Give it a query. A local model in a Pi harness loops search-read-write until it has built a comprehensive, fully-cited dataroom on disk - a .zip you hand to a frontier model for the long-horizon task.

Live demo → dataroom.hanxiao.io

Why

For long-horizon task you need a grounded, well-organized knowledge dump before the real work can start. That upfront research is mostly a search-read-write loop, and few things are usually wrong with how it gets done today.

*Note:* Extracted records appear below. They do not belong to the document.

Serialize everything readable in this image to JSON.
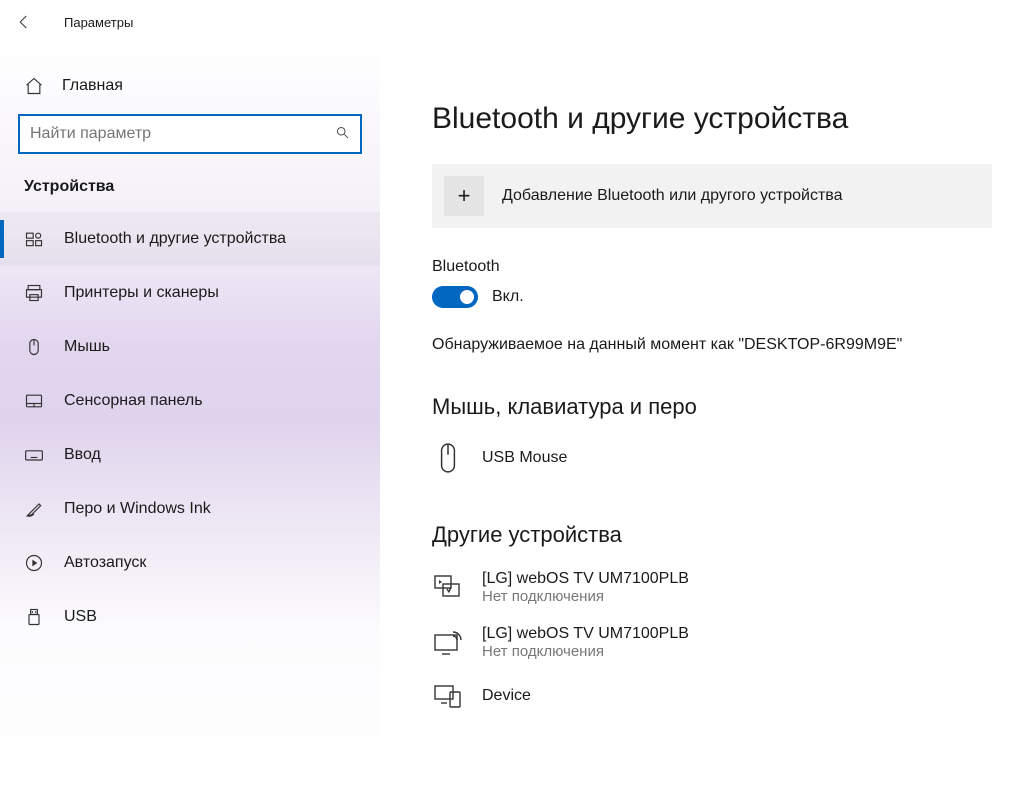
{
  "window": {
    "title": "Параметры"
  },
  "sidebar": {
    "home": "Главная",
    "search_placeholder": "Найти параметр",
    "section": "Устройства",
    "items": [
      {
        "label": "Bluetooth и другие устройства",
        "icon": "bluetooth-devices-icon",
        "active": true
      },
      {
        "label": "Принтеры и сканеры",
        "icon": "printer-icon"
      },
      {
        "label": "Мышь",
        "icon": "mouse-icon"
      },
      {
        "label": "Сенсорная панель",
        "icon": "touchpad-icon"
      },
      {
        "label": "Ввод",
        "icon": "keyboard-icon"
      },
      {
        "label": "Перо и Windows Ink",
        "icon": "pen-icon"
      },
      {
        "label": "Автозапуск",
        "icon": "autoplay-icon"
      },
      {
        "label": "USB",
        "icon": "usb-icon"
      }
    ]
  },
  "main": {
    "title": "Bluetooth и другие устройства",
    "add_device": "Добавление Bluetooth или другого устройства",
    "bt_label": "Bluetooth",
    "toggle_state": "Вкл.",
    "discoverable": "Обнаруживаемое на данный момент как \"DESKTOP-6R99M9E\"",
    "section_mouse": "Мышь, клавиатура и перо",
    "mouse_device": {
      "name": "USB Mouse"
    },
    "section_other": "Другие устройства",
    "other_devices": [
      {
        "name": "[LG] webOS TV UM7100PLB",
        "status": "Нет подключения",
        "icon": "media-device-icon"
      },
      {
        "name": "[LG] webOS TV UM7100PLB",
        "status": "Нет подключения",
        "icon": "display-wireless-icon"
      },
      {
        "name": "Device",
        "status": "",
        "icon": "generic-device-icon"
      }
    ]
  }
}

  • Research is mechanical, so don't pay frontier tokens for it. Gathering and organizing sources is tool-calling, not deep reasoning - a small local model in a disciplined harness (search, dedup, cite, verify) does it fine. And because it runs on your own GPU at near-zero marginal token cost, it can keep going for hours until the dataroom is actually comprehensive, instead of stopping when a metered budget runs out.
  • The output is context for a machine, not a report for a human. A 2025-style deep-research run ends in a long PDF nobody reads. Dataroom ends in a structured .zip - topics/, sources/, data/, a SUMMARY.md, every claim cited - built to be consumed by the next agent, not skimmed.
  • It is stage one of a two-stage pipeline. Unzip the dataroom into a frontier model's context and let it do the expensive second stage (usually implementation). The research does not have to be perfect - its consumer is intelligent and can spot gaps - it has to be comprehensive and grounded.

Everything runs locally on your own GPU: the model is self-hosted (llama.cpp), and the only thing that leaves the box is the web search/read the agent chooses to do.

How it works

Submit a query and an async job spins up a headless Pi coding agent backed by a self-hosted Qwen3.6-35B-A3B (llama.cpp). The agent runs its own research loop: pi --mode json --continue resumes the same per-cwd session across turns, and on each turn it searches, reads, reranks, and writes sourced files into a dataroom/ directory on disk.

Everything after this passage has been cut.